In soft robot design, shape, material distribution, and actuation are highly coupled, rendering traditional approaches inefficient for joint optimization due to the high computational cost of high-dimensional nonlinear simulations and the inapplicability of gradient-based methods. This work proposes a low-dimensional, structured design embedding based on shared basis functions that unifies these three aspects through a continuous deformation mapping and spatial material field encoding within a common latent space. The representational capacity of this approach predictably improves with the number of basis functions, remains compatible with black-box simulators, and enables end-to-end joint optimization. Experiments across multiple dynamic tasks demonstrate that the method achieves significantly better performance than neural network and voxel-based baselines using fewer parameters, and consistently outperforms sequential optimization strategies.

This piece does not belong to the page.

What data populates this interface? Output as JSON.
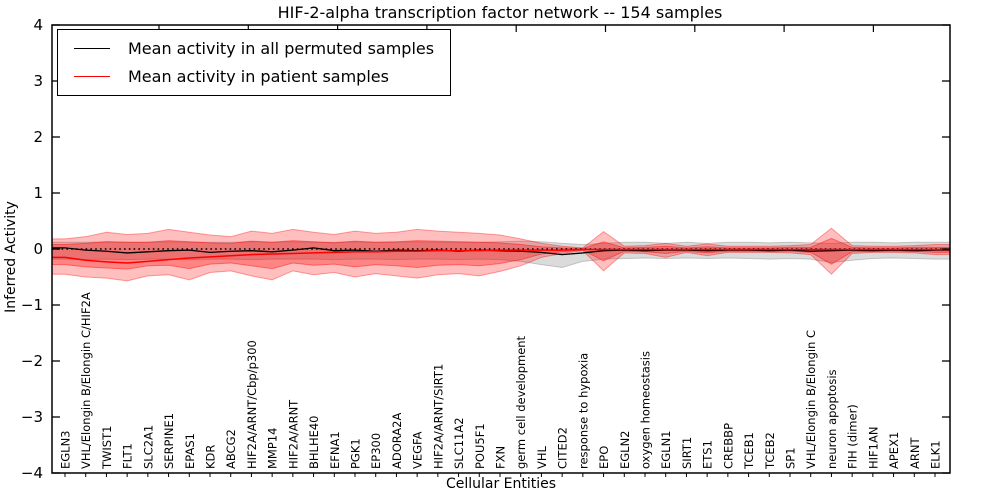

Soft robots achieve functionality through tight coupling among geometry, material composition, and actuation. As a result, effective design optimization requires these three aspects to be considered jointly rather than in isolation. This coupling is computationally challenging: nonlinear large-deformation mechanics increase simulation cost, while contact, collision handling, and non-smooth state transitions limit the applicability of standard gradient-based approaches. We introduce a smooth, low-dimensional design embedding for soft robots that unifies shape morphing, multi-material distribution, and actuation within a single structured parameter space. Shape variation is modeled through continuous deformation maps of a reference geometry, while material properties are encoded as spatial fields. Both are constructed from shared basis functions. This representation enables expressive co-design while drastically reducing the dimensionality of the search space. In our experiments, we show that design expressiveness increases with the number of basis functions, unlike comparable neural network encodings whose representational capacity does not scale predictably with parameter count. We further show that joint co-optimization of shape, material, and actuation using our unified embedding consistently outperforms sequential strategies. All experiments are performed independently of the underlying simulator, confirming compatibility with black-box simulation pipelines. Across multiple dynamic tasks, the proposed embedding surpasses neural network and voxel-based baseline parameterizations while using significantly fewer design parameters. Together, these findings demonstrate that structuring the design space itself enables efficient co-design of soft robots.